日子从指缝间一溜而过,铺晒过庭院橘子树的橘皮,踩过晚秋的白霜,到了江南的腊月出头,天也渐凉。
容暮为逼迫自己出门,便给自己安排了每日去学堂查看的任务,否则这般天气,他定然日日窝在府上。
学堂今日的学童到了多少人,师长授业如何,可有再需查缺补漏之处,容暮细细着补之下,如今的学堂在陵岐郡里颇有名气。

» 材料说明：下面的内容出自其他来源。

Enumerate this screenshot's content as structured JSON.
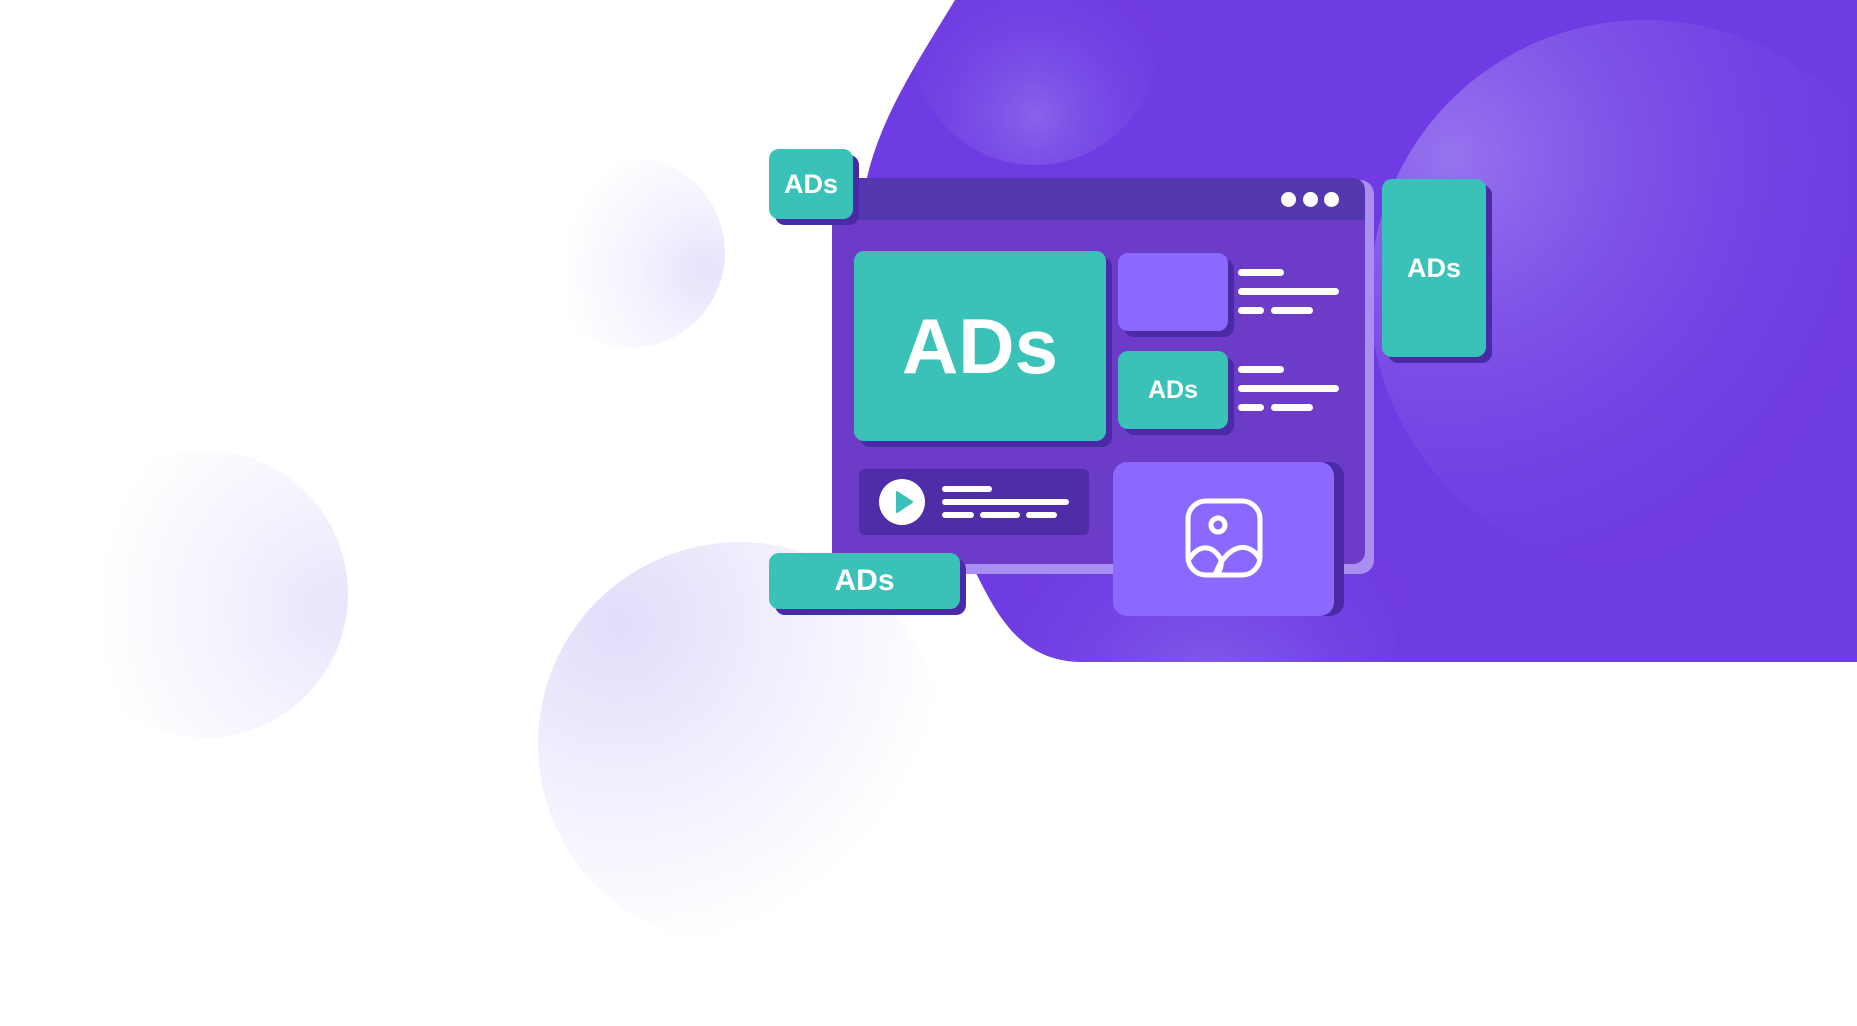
{
  "ads": {
    "top_left_tag": "ADs",
    "main_banner": "ADs",
    "small_tile": "ADs",
    "right_skyscraper": "ADs",
    "bottom_tag": "ADs"
  },
  "colors": {
    "purple_background": "#6f3be2",
    "window_body": "#6c3bc8",
    "window_bar": "#5538b0",
    "teal_ad": "#3ac2b8",
    "violet_tile": "#8c69fe",
    "shadow": "#4a2aa6"
  },
  "icons": {
    "window_controls": "three-dots-icon",
    "media": "play-icon",
    "image": "image-icon"
  }
}
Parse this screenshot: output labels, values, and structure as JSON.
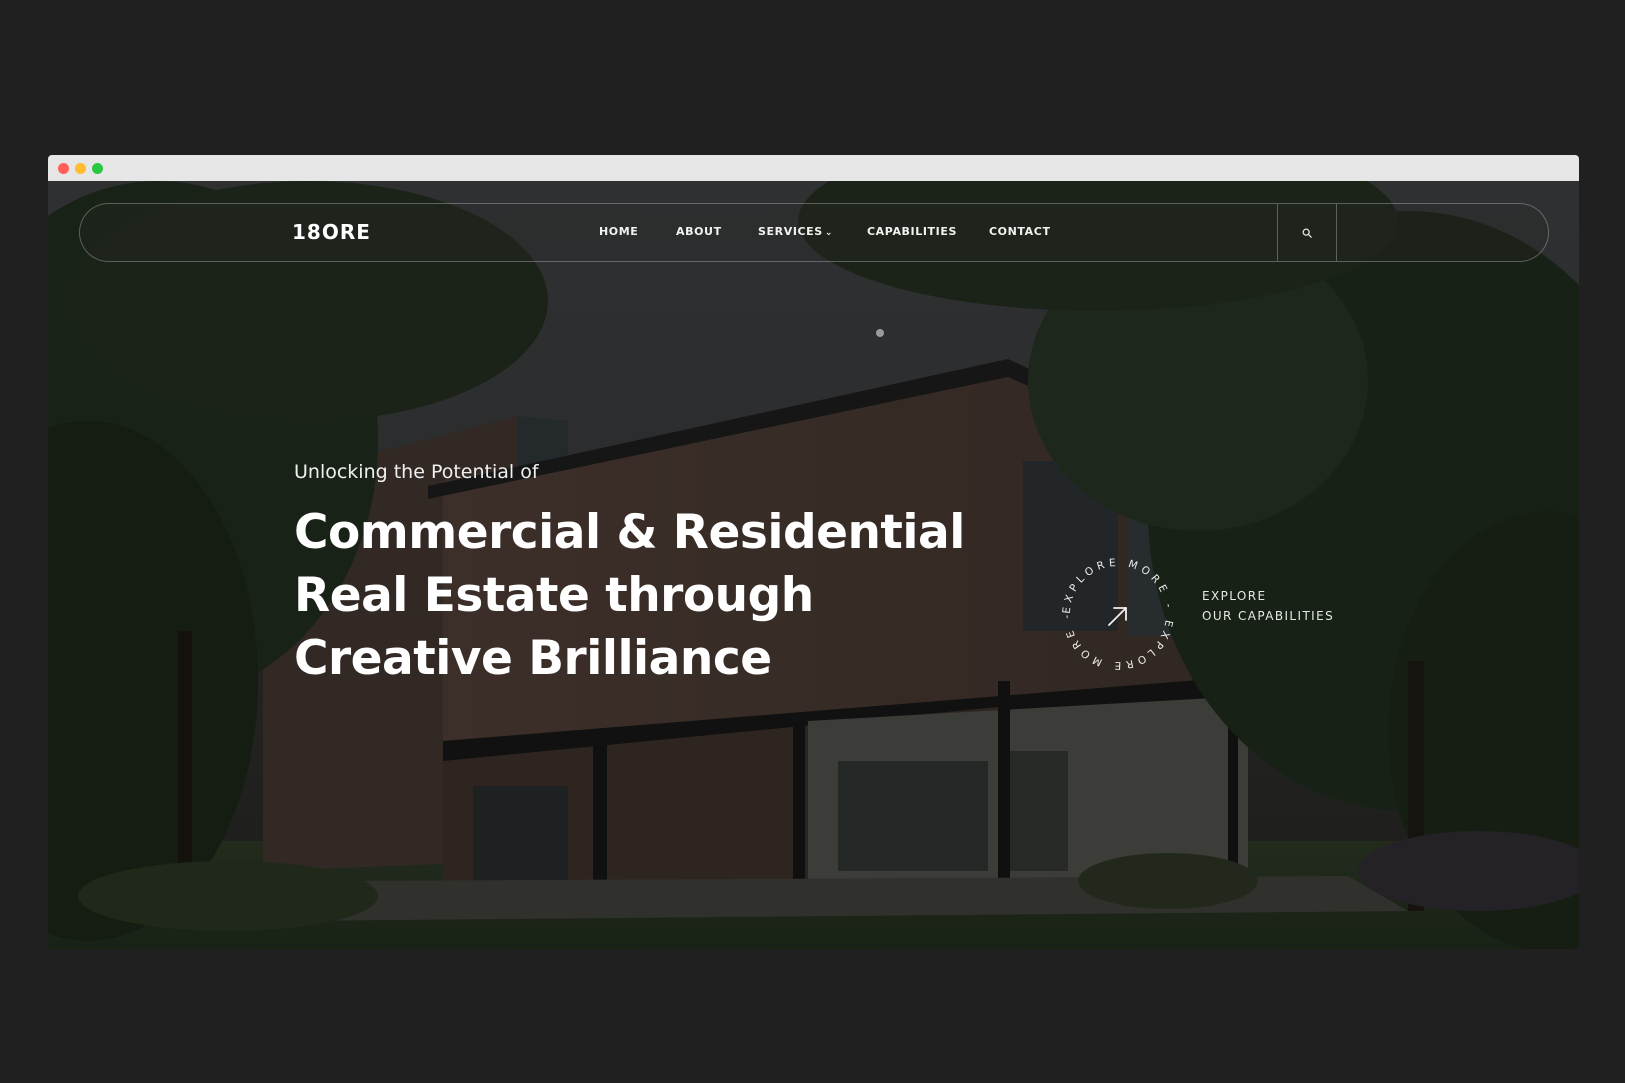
{
  "window": {
    "controls": [
      "close",
      "minimize",
      "maximize"
    ]
  },
  "nav": {
    "logo": "18ORE",
    "links": [
      {
        "label": "HOME"
      },
      {
        "label": "ABOUT"
      },
      {
        "label": "SERVICES",
        "has_dropdown": true
      },
      {
        "label": "CAPABILITIES"
      },
      {
        "label": "CONTACT"
      }
    ],
    "search_icon": "search-icon"
  },
  "hero": {
    "eyebrow": "Unlocking the Potential of",
    "headline_lines": [
      "Commercial & Residential",
      "Real Estate through",
      "Creative Brilliance"
    ],
    "badge_ring_text": "EXPLORE MORE - EXPLORE MORE -",
    "badge_icon": "arrow-up-right-icon",
    "cta_lines": [
      "EXPLORE",
      "OUR CAPABILITIES"
    ]
  },
  "colors": {
    "page_background": "#202020",
    "titlebar": "#e6e6e6",
    "text": "#ffffff"
  }
}
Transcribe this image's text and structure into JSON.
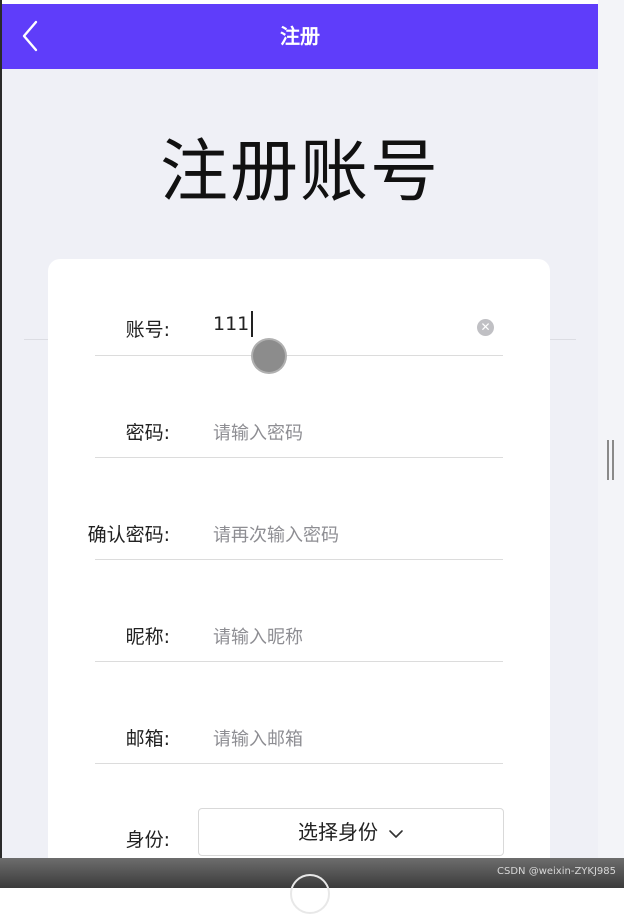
{
  "navbar": {
    "title": "注册",
    "back_icon": "chevron-left-icon",
    "background": "#5f3dfa"
  },
  "heading": "注册账号",
  "form": {
    "account": {
      "label": "账号:",
      "value": "111",
      "clear_icon": "clear-circle-icon"
    },
    "password": {
      "label": "密码:",
      "placeholder": "请输入密码"
    },
    "confirm_password": {
      "label": "确认密码:",
      "placeholder": "请再次输入密码"
    },
    "nickname": {
      "label": "昵称:",
      "placeholder": "请输入昵称"
    },
    "email": {
      "label": "邮箱:",
      "placeholder": "请输入邮箱"
    },
    "identity": {
      "label": "身份:",
      "select_text": "选择身份",
      "dropdown_icon": "chevron-down-icon"
    }
  },
  "watermark": "CSDN @weixin-ZYKJ985"
}
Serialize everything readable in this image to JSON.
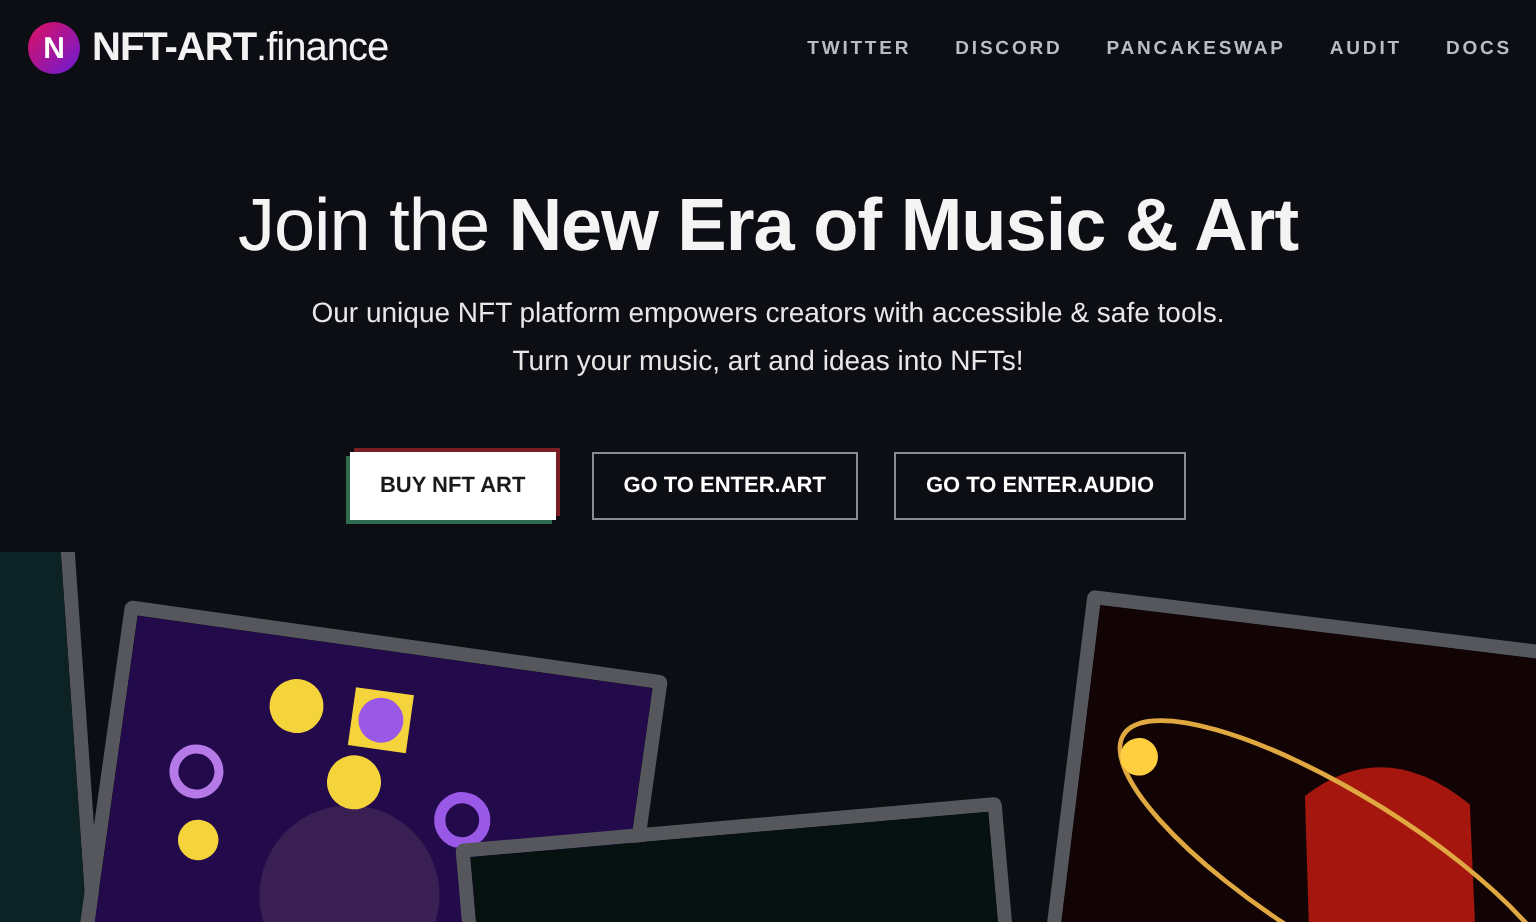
{
  "header": {
    "logo_mark": "N",
    "logo_text": "NFT-ART",
    "logo_suffix": ".finance",
    "nav": [
      "TWITTER",
      "DISCORD",
      "PANCAKESWAP",
      "AUDIT",
      "DOCS"
    ]
  },
  "hero": {
    "headline": "Join the **New Era of Music & Art**",
    "subtitle_lines": [
      "Our unique NFT platform empowers creators with accessible & safe tools.",
      "Turn your music, art and ideas into NFTs!"
    ],
    "buttons": [
      {
        "label": "BUY NFT ART",
        "kind": "primary"
      },
      {
        "label": "GO TO ENTER.ART",
        "kind": "outline"
      },
      {
        "label": "GO TO ENTER.AUDIO",
        "kind": "outline"
      }
    ]
  },
  "artworks": [
    {
      "kind": "edge"
    },
    {
      "kind": "shapes"
    },
    {
      "kind": "dark"
    },
    {
      "kind": "orbit"
    }
  ]
}
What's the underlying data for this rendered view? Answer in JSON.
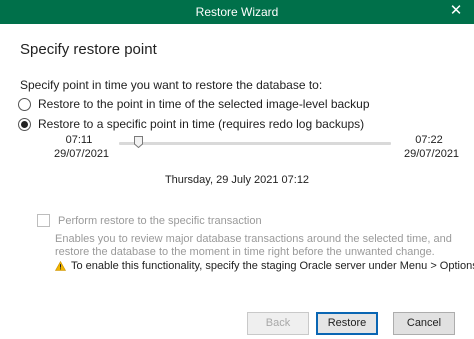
{
  "window": {
    "title": "Restore Wizard",
    "close_glyph": "✕"
  },
  "header": {
    "title": "Specify restore point"
  },
  "prompt": "Specify point in time you want to restore the database to:",
  "options": [
    {
      "label": "Restore to the point in time of the selected image-level backup",
      "checked": false
    },
    {
      "label": "Restore to a specific point in time (requires redo log backups)",
      "checked": true
    }
  ],
  "slider": {
    "start_time": "07:11",
    "start_date": "29/07/2021",
    "end_time": "07:22",
    "end_date": "29/07/2021",
    "selected_label": "Thursday, 29 July 2021 07:12"
  },
  "transaction": {
    "checkbox_label": "Perform restore to the specific transaction",
    "checked": false,
    "enabled": false,
    "description": "Enables you to review major database transactions around the selected time, and restore the database to the moment in time right before the unwanted change.",
    "warning_icon": "warning-icon",
    "warning": "To enable this functionality, specify the staging Oracle server under Menu > Options."
  },
  "buttons": {
    "back": "Back",
    "restore": "Restore",
    "cancel": "Cancel"
  },
  "colors": {
    "titlebar": "#00704a",
    "warning": "#f0b400",
    "primary_border": "#0a66b3"
  }
}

已有不少百姓带着孩童言明,来年的春上自家孩子还要过来这头读书,而这次容暮带着何朝过去,赶巧就有几家百姓前来送孩童上学。
见容暮来,几家父母领着孩子过来唤了一声师长好。
容暮笑意融融。
等人都散尽了,容暮这才带着何朝去了里间。
白衣男子放下臂腕的大氅,踱步去查着账本子,用笔勾勒着名字,丝毫不避讳何朝的模样,甚至还给何朝甩了一册帐本子:“你且看看和学学。”
好不容易放纵自己一天不看书的何朝哑言:“我学?”
“先学着,日后我不在了,这些还是都要交由你去管着的。”
蓦然想起之前容暮和他谈及要离开的话题,何朝胸口堵了一口气,无奈接过了容暮递交到他手中的账册,认真翻阅起来。
二人处理起学堂的事来极快。
不到半个时辰,容暮就安排好了学堂今日的事项,但不等他带着何朝赶往市集采办,就见沈书墨身边的贴身随从急急忙忙赶了过来。
容暮还和何朝商量着,待会一起去茶馆用个午膳,不想有人风风火火地进来,面色焦急。
“可算在这儿寻着容公子了,我家爷还在找您…”一身灰色短衣的仆从弓着腰,额角还流着斗大的汗珠。
“找我……他可是要紧事?”容暮理着因方才弄笔墨而皱巴了的衣袖,乜斜狐疑。
“要紧!要紧极了!现在我家爷已经在您府上候着了!”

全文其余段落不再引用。